Citing facts drawn from the color-film processing industry that indicate a downward trend in the costs of film processing over 24 years, the author argues that Olympic Foods will likewise be able to minimize costs and thus maximize profits in the future. Even though it sounds ambitious, but not backed by logic. The management of the Olympic foods failed to recognize the cost of processing is not the only factor that contributes to the longevity of the organization. Moreover, they are in the Food industry and they are drawing their vision from the color film processing industry. Not necessarily, the trends going on in one industry will be the same in another industry.

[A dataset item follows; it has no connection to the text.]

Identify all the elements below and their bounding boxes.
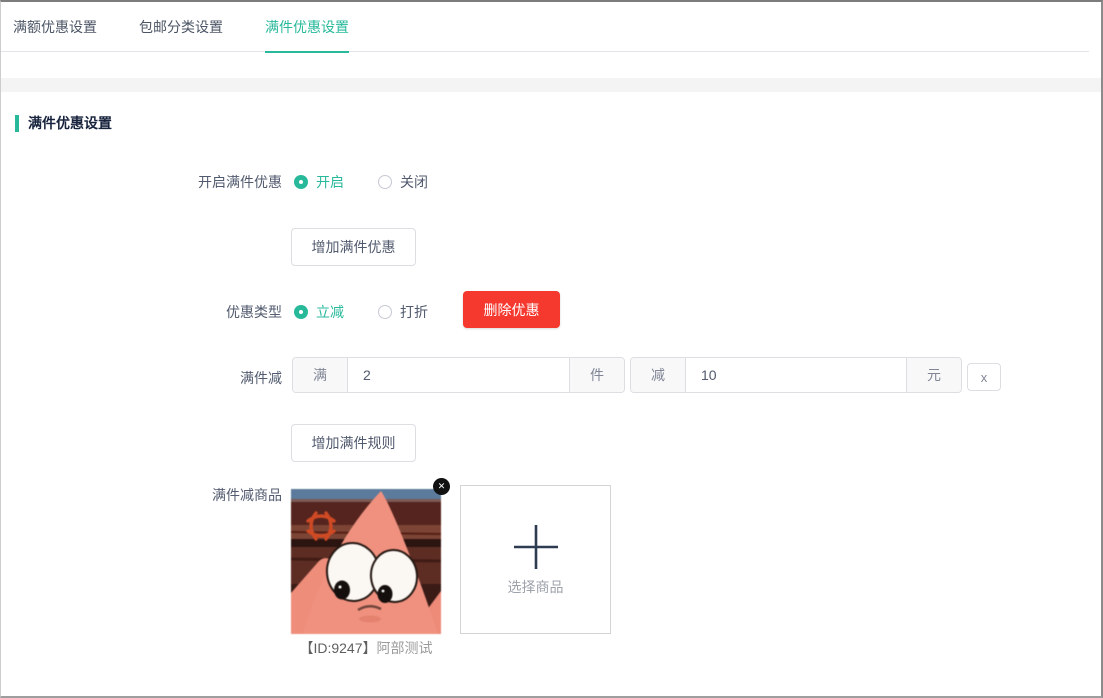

The processing cost of photography has decreased over the period between 1970 and 1984 may be due to the increase in the scale of production, increase in demand, decrease in the price of raw materials like paper or evolution of technologies, and its rapid adaptation by the companies in that industry. Whereas, the price of the food has gone up only. Hence, the comparison was incompatible. Also, the decrease in color film processing doesn’t mean an increase in inefficiency. The author’s forecast of minimal costs and maximum profits rests on the gratuitous assumption that Olympic Foods' “long experience" has taught it how to do things better. There is, however, no guarantee that this is the case, nor does the author cite any evidence to support this assumption. Let's take a step back and consider the case of Kodak, which was founded in the year 1888. It was the most famous name in the world of photography and videography in the 20th century. Kodak brought about a revolution in the photography and videography industries. But, a series of wrong decisions killed its success. The company declared itself bankrupt in 2012. Though they had more than 100 years of experience and they failed. So, longevity and survival don’t always go hand in hand. Moreover, Olympic Food is in the industry for 25 years now. If they are still talking about improving efficiency, then when will they create value for its shareholder. A company can create value for the shareholders if they are taking on projects which are higher than their average risk appetite.
Secondly, it is not just the cost of processing the food. But there are factors like spoilage, contamination, and timely transportation which affect the food industry. Reducing the cost of processing is only one factor that will improve their efficiency. There are also external factors like competition from other firms in the industry, inflation, and supply crunch of raw materials which affects the profits of an organization. During covid times we have seen how the supply crunch of chips used in electronic items like electric vehicles, and mobiles had created a shortage of these products, and by increasing the cost of processing for the industry.
To bolster the argument, the author will have to provide evidence that the company has learned how to do things better as a result of its 25 years of experience. Presenting examples from industries more similar to the food-processing industry than the photographic industry can perhaps substantiate the author’s view. A description of the relevant market conditions and the relative performance of Olympic Foods against competitors would prove more substantive evidence to argue that Olympic Foods has improved processing costs. Based on this argument, it is unlikely that stockholders will be convinced that Olympic Foods’ long history will have a direct impact on its overall performance.